The Catholic News Agency (CNA) is reporting that Italian physician Renato Buzzonetti, who served as Pope John Paul II’s personal physiciam from 1978 until his death, described the pope’s heroic suffering during a recent interview with L’Osservatore Romano.
When he was first diagnosed with Parkinson’s disease in 1991, Buzzonetti said he reassured the pope that “no one ever died” from a shaky hand. But as the world watched, the disease gradually worsened.
“The Pope’s life was more complicated later because of the painful joint symptoms that were particularly intense in his right knee, which prevented John Paul II from standing up and walking briskly,” Buzzonetti said. “These were two symptoms that, put together and intertwined, made it necessary for him to use a cane and later a wheelchair.”
Despite the pain, the Holy Father “never asked for sedatives, not even in his final stages,” he said. “It was above all the pain of a man who was enclosed, prostrate on a bed or in a chair, who had lost physical autonomy. He couldn’t do anything by himself, and eventually he was completely physically disabled: he could not walk, he couldn’t speak other than with a weak voice, his breathing was labored and short, he ate with increasing difficulty.”
Buzzonetti spoke about the final days of the pope’s life, when he was forced to perform a tracheotomy that would take away his ability to speak.
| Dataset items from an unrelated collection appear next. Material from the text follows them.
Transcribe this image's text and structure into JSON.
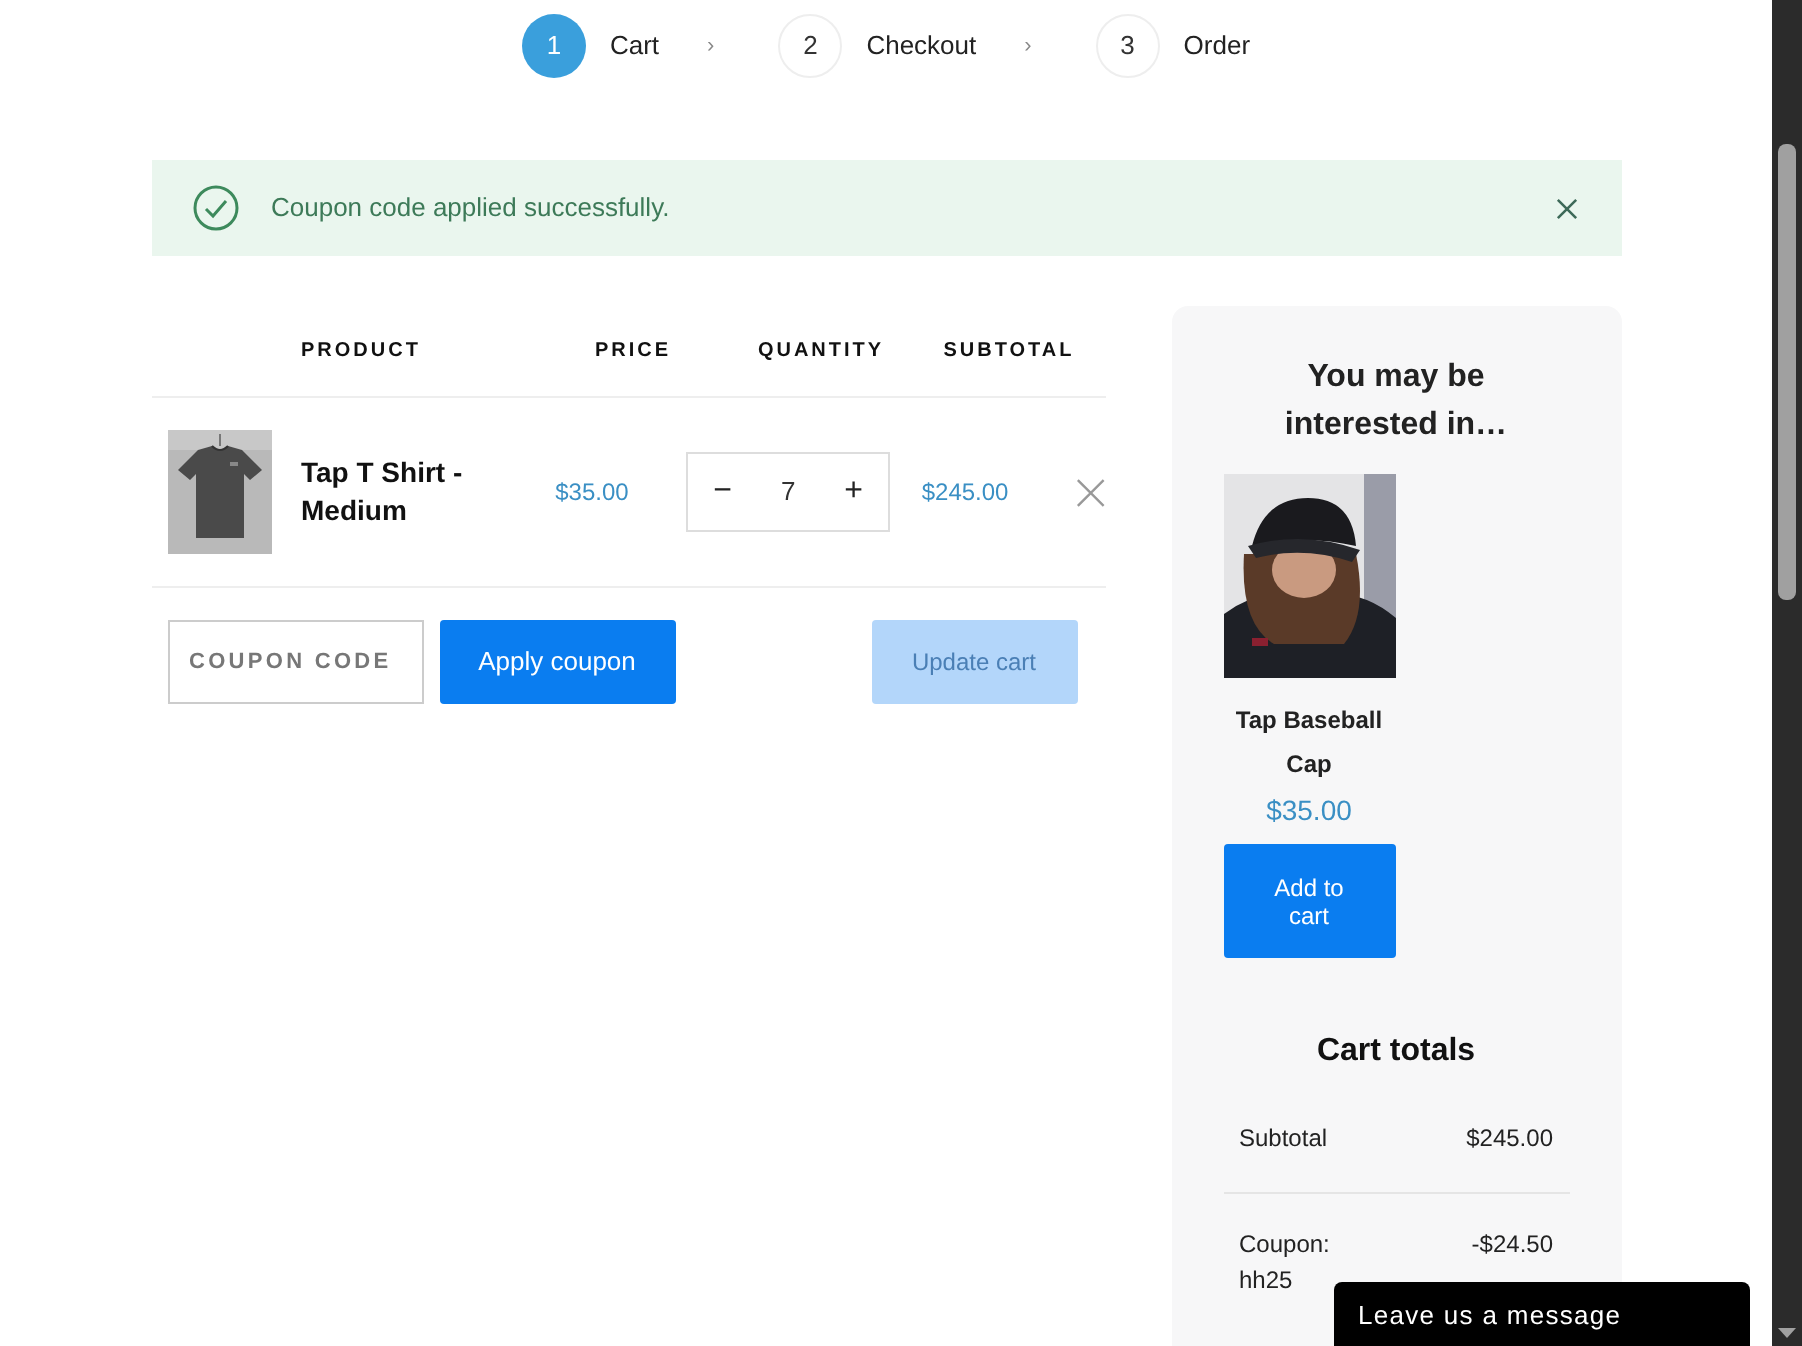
{
  "steps": [
    {
      "number": "1",
      "label": "Cart",
      "selected": true,
      "separator": "›"
    },
    {
      "number": "2",
      "label": "Checkout",
      "selected": false,
      "separator": "›"
    },
    {
      "number": "3",
      "label": "Order",
      "selected": false
    }
  ],
  "notice": {
    "message": "Coupon code applied successfully."
  },
  "cart": {
    "columns": [
      "PRODUCT",
      "PRICE",
      "QUANTITY",
      "SUBTOTAL"
    ],
    "rows": [
      {
        "name": "Tap T Shirt - Medium",
        "price": "$35.00",
        "quantity": "7",
        "minus": "−",
        "plus": "+",
        "subtotal": "$245.00"
      }
    ],
    "coupon": {
      "placeholder": "COUPON CODE"
    },
    "apply_button": "Apply coupon",
    "update_button": {
      "label": "Update cart",
      "disabled": true
    }
  },
  "sidebar": {
    "title": "You may be interested in…",
    "products": [
      {
        "name": "Tap Baseball Cap",
        "price": "$35.00",
        "button": "Add to cart"
      }
    ],
    "totals_title": "Cart totals",
    "totals": [
      {
        "label": "Subtotal",
        "value": "$245.00"
      },
      {
        "label": "Coupon: hh25",
        "value": "-$24.50"
      }
    ]
  },
  "chat": {
    "label": "Leave us a message"
  }
}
“Upon getting himself up after the anesthesia, after having given his consent, he realized he could no longer speak,” Buzzonetti said. “Suddenly he found himself facing an extremely difficult reality. On a little chalkboard he wrote, ‘What have you done to me. Totus tuus (totally yours)’. It was the realization of the new state in which he had fallen, suddenly exalted by the act of trust in Mary.”
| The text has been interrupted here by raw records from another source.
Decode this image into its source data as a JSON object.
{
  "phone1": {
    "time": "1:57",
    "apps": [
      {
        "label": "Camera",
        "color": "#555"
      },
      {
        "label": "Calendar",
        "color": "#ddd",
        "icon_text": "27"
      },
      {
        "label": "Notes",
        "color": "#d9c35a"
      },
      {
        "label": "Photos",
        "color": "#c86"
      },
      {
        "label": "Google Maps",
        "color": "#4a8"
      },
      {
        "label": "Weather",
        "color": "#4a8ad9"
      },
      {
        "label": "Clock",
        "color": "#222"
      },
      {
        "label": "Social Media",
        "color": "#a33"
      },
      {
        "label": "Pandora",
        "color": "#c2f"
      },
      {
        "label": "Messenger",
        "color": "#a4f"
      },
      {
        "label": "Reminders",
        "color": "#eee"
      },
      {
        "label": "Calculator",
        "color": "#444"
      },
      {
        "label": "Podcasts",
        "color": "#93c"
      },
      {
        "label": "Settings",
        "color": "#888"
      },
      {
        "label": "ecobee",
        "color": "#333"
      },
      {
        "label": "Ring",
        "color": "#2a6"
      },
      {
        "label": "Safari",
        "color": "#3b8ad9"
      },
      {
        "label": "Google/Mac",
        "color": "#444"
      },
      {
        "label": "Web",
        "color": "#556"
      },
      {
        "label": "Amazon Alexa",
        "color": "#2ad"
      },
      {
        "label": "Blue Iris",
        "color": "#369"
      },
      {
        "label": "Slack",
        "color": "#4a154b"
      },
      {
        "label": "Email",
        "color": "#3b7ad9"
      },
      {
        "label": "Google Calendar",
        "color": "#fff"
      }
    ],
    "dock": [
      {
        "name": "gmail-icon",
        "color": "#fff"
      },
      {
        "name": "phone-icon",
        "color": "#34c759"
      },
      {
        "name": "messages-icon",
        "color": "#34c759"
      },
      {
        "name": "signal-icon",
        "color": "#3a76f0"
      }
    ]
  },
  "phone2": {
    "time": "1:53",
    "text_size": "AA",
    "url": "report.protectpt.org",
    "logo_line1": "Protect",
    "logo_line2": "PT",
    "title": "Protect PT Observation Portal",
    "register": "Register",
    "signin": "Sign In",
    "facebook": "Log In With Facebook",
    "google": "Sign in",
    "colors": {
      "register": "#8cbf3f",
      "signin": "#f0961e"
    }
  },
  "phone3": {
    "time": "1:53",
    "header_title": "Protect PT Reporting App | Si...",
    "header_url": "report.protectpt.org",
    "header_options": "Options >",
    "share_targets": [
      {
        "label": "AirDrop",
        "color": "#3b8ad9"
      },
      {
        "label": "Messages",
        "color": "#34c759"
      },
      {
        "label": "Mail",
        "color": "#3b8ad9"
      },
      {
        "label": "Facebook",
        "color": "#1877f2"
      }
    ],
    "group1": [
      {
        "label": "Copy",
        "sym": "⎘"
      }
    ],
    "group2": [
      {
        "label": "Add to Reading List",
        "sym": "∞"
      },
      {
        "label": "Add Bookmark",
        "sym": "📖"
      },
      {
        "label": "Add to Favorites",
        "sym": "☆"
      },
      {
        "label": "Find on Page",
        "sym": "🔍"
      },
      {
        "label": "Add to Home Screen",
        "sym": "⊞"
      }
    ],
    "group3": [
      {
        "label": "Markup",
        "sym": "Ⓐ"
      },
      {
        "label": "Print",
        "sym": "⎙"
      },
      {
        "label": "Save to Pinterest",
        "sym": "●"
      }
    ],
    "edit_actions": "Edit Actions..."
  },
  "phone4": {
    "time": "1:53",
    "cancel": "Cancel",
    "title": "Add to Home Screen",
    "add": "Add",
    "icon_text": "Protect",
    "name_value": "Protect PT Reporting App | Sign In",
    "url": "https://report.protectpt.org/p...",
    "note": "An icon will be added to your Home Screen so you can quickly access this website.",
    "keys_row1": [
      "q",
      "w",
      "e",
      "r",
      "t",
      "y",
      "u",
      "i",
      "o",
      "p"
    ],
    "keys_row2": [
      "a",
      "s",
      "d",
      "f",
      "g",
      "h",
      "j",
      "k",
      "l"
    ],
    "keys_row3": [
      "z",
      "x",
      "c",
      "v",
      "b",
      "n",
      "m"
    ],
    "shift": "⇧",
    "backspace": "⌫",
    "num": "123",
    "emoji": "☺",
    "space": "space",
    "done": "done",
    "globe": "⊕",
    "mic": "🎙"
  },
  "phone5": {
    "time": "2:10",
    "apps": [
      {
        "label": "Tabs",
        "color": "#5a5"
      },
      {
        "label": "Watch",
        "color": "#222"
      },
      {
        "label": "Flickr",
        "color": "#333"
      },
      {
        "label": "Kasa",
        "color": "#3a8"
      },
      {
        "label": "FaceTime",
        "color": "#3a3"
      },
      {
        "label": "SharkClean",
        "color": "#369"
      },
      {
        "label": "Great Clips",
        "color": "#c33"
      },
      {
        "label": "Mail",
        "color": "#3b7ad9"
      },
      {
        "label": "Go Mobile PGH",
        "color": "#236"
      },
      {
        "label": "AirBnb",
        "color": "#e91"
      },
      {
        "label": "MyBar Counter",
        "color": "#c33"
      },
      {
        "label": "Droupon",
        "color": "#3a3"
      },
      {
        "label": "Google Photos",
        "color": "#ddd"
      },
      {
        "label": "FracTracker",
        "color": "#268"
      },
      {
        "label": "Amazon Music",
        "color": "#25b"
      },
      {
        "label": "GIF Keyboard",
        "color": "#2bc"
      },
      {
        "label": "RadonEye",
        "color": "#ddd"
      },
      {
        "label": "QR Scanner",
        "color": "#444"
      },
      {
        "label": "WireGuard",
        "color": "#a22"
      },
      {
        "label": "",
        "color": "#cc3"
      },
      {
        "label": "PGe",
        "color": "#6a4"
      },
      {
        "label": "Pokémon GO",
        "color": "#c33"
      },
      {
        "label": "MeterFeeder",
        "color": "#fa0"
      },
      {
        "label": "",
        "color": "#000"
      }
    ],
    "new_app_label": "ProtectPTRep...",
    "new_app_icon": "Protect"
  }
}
Buzzonetti said the last few days with John Paul II were especially intense. “I felt extremely tense because of the great responsibility that was on my shoulders … My colleagues and I were aware that the disease was … in its final phase. Our battle had been waged with patience, humility and prudence, which was extremely difficult because we knew it would end in defeat.”
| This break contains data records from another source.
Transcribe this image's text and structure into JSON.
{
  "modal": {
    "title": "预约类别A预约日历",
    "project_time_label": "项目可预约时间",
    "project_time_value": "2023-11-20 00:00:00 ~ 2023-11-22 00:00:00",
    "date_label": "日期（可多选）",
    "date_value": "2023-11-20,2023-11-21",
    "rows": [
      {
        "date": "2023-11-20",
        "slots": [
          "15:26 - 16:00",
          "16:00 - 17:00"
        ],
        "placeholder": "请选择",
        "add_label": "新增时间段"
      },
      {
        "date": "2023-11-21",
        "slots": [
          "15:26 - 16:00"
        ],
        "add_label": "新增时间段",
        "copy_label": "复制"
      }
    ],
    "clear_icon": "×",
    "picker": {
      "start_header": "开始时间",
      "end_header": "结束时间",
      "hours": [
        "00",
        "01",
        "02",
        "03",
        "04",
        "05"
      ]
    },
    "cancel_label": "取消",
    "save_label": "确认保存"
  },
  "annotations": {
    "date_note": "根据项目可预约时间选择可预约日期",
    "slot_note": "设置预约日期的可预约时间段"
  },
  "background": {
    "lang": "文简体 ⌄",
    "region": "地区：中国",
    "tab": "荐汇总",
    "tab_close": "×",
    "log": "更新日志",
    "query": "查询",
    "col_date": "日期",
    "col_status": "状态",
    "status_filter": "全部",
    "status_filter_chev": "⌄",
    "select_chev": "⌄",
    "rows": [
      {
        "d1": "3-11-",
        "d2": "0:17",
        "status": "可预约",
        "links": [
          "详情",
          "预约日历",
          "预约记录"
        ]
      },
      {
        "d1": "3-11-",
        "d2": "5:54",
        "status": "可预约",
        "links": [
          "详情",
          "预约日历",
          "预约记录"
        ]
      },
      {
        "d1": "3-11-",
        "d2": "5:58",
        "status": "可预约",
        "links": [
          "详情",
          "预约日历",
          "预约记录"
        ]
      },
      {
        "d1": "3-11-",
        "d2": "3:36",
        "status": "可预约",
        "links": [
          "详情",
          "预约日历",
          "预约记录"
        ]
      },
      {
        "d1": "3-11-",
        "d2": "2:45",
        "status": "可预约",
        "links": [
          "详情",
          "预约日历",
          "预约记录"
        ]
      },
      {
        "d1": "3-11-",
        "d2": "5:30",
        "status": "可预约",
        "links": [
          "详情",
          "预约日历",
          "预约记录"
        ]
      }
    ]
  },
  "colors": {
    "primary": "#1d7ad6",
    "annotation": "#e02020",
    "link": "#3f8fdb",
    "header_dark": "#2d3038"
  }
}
The death of Pope John Paul II “was the death of man divested of everything, who had lived through times of struggle and of glory and who was interiorly stripped of everything to meet the Lord and return the keys of the Kingdom,” Buzzonetti said. “At that hour of pain and astonishment, I had the sensation of being on the shores of the Sea of Galilee. The story was reset, as Christ was preparing to call the new Peter.”